When it's all said and done, a horror comedy's success will largely depend on how well it executes and balances each genre, and Ready or Not kills (pun intended) on both fronts. The offbeat humor from Grace's interactions with her in-laws is stellar, as are her interactions with her husband Alex (Mark O'Brien) upon discovering the true stakes in the seemingly harmless game of hide and seek. One particular in-law, Fitch (Kristian Bruun), is the comedic highlight amongst the in-laws as an "along for the ride" man stuck with a crossbow as a weapon and thus tries to figure out how to use it. He's sadly an underutilized character, but the material we do get with him is golden. The second genre--the horror--is satisfying as well. Since comedy is a large aspect, it doesn't focus as much on suspense (although there are a few suspenseful sequences)--instead it melds the slasher and splatter sub-genres--creating Tarantino-style gory violence that fans of his will relish in.
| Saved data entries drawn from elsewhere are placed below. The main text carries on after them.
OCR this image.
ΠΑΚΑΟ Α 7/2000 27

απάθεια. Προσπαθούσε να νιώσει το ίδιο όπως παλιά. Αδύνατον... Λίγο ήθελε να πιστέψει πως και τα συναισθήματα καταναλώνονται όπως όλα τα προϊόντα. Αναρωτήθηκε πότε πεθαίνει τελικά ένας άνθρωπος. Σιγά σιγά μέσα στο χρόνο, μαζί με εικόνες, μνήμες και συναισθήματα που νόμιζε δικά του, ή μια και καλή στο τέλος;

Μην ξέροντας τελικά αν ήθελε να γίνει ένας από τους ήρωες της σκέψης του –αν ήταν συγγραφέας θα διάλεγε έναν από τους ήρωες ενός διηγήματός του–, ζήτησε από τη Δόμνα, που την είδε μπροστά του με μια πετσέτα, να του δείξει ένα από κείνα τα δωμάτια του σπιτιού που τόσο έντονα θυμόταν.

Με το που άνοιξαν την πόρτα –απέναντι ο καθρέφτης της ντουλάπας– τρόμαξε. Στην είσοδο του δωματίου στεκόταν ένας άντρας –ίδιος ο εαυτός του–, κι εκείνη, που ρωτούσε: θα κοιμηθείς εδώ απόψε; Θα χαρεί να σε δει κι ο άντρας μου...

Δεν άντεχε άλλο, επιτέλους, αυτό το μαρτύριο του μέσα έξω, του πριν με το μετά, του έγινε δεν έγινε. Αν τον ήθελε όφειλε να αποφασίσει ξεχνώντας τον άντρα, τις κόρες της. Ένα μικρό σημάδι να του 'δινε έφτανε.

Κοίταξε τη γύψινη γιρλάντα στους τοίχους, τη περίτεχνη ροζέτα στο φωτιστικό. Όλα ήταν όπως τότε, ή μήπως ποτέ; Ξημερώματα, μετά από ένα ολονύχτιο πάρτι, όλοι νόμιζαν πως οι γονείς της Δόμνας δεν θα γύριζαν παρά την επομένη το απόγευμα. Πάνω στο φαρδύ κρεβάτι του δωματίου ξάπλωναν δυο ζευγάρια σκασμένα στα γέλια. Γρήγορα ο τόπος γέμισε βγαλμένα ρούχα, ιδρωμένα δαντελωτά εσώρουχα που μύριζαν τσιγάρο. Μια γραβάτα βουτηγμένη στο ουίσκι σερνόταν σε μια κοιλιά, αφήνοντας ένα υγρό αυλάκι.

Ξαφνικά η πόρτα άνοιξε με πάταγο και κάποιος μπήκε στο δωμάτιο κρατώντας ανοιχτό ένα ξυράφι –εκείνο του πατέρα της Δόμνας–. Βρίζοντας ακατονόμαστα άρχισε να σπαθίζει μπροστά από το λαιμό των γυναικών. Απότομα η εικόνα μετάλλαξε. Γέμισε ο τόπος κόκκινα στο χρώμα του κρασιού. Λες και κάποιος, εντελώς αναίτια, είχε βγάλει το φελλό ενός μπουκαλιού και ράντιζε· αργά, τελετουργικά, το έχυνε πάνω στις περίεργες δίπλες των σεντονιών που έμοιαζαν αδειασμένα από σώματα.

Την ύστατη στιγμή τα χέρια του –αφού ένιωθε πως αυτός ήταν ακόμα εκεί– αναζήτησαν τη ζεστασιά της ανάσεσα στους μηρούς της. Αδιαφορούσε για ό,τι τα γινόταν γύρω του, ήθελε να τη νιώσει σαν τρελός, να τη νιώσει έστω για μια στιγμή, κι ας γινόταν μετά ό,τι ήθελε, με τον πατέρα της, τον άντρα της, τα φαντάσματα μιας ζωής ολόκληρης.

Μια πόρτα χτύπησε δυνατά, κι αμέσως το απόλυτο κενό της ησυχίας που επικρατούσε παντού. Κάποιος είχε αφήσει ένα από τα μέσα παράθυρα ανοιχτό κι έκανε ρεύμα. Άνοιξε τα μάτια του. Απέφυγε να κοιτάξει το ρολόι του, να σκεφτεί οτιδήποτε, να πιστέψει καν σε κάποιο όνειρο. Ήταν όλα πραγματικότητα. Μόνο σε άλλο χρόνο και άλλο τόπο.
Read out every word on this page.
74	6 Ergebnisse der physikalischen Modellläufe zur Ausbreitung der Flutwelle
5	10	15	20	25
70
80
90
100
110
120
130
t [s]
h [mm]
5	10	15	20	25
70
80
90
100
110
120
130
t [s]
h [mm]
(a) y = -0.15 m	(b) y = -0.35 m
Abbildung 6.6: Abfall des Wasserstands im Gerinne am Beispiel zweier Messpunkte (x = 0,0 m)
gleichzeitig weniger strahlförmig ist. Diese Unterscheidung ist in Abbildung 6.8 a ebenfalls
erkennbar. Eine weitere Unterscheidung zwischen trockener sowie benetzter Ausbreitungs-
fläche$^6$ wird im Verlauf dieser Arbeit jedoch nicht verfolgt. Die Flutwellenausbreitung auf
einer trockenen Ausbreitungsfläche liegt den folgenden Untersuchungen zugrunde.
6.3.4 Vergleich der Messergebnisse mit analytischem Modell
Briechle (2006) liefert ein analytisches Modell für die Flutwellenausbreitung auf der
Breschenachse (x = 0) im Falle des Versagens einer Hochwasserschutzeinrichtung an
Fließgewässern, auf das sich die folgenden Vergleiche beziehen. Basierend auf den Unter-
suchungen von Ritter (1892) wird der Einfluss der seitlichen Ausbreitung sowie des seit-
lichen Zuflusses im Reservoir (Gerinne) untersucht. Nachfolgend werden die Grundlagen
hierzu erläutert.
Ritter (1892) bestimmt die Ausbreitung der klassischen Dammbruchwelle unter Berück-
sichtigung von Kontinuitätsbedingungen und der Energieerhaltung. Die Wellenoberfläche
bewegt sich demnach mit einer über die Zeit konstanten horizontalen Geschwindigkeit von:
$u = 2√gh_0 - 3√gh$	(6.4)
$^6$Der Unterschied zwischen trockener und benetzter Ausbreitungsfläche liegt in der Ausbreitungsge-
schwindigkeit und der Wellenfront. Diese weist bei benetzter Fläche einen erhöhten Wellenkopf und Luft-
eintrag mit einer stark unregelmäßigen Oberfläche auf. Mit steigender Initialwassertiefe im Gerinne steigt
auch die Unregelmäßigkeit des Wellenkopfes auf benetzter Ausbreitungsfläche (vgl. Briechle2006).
Ready or Not is a briskly paced thrill ride populated with funny, engaging characters and a strong protagonist and performance in Samara Weaving. The film also benefits heavily from well-crafted production design work in the form of the Le Domas mansion, which creates an intriguing 19th century vibe environment while also serving as the perfect ornate maze for the family to hunt Grace. The film also features a surprisingly strong score, composed by Brian Tyler (Eagle Eye, Iron Man 3, Furious 7) that compliments Grace's growing fearlessness as she works to survive against the onslaught of her in-laws. It's one of those low budget surprises that works on multiple levels--and although it has one surprising and questionable character decision at the end, it's not enough to derail all the positives that came before. This is the type of gratifying horror comedies I would love to see more of in the future.